• Impact of Soil Type, Biology and Temperature on the Survival of Non-Toxigenic Escherichia Coli O157

      Moynihan, Emma; Richards, Karl G.; Ritz, Karl; Tyrrel, Sean; Brennan, Fiona P.; Teagasc Walsh Fellowship Programme (Royal Irish Academy, 14/06/2013)
      The occurrence of microbial enteropathogens in the environment can represent a serious risk to human health. The fate of enteropathogens introduced into the soil environment is dependent on a wide range of complex interacting environmental factors. While the effect of abiotic factors on enteropathogen survival has been widely examined, the interaction of enteropathogens with the soil microbial community is poorly understood. This study investigated the effect of soil biology and soil type on the survival of a non-toxigenic strain of Escherichia coli O157 under different temperature regimes.
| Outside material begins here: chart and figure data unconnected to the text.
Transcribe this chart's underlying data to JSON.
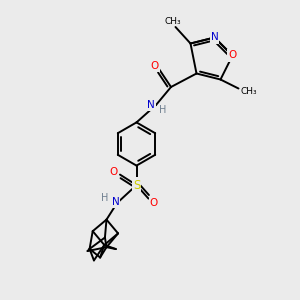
{
  "bg_color": "#ebebeb",
  "bond_color": "#000000",
  "atom_colors": {
    "O": "#ff0000",
    "N": "#0000cd",
    "S": "#cccc00",
    "H": "#708090",
    "C": "#000000"
  },
  "lw": 1.4
}
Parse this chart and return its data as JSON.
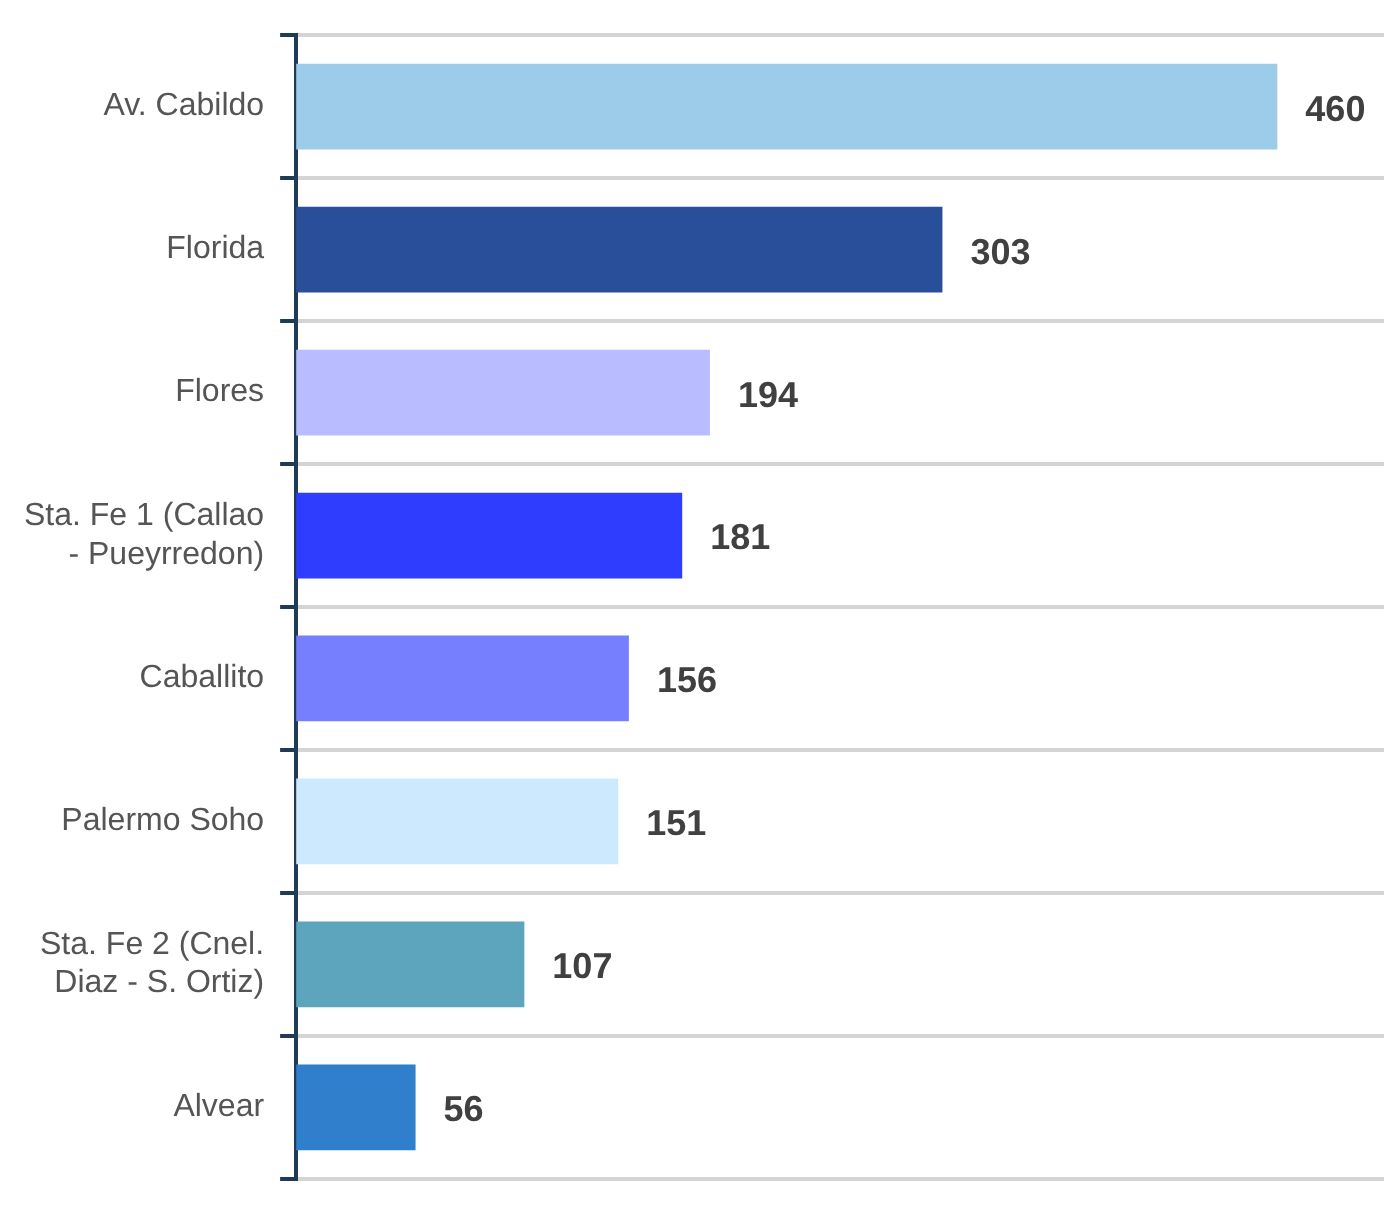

Soil microcosms of two soil types, with and without an intact microbial community, were inoculated with the enteropathogen surrogate, and survival was determined over a 64-day period, encompassing a shift from cold to ambient temperatures. In both soil types bacterial numbers decreased in soil with an intact microflora, while in the absence of an intact community E. coli populations increased. This effect was temperature specific, with E. coli populations remaining stable at low temperature, regardless of treatment. Soil type was of importance in survival at both cold and ambient temperatures. This work highlights the signifi cance of the soil microbial community in suppressing enteropathogens in soil, and of investigating die-off in a multi-factorial manner.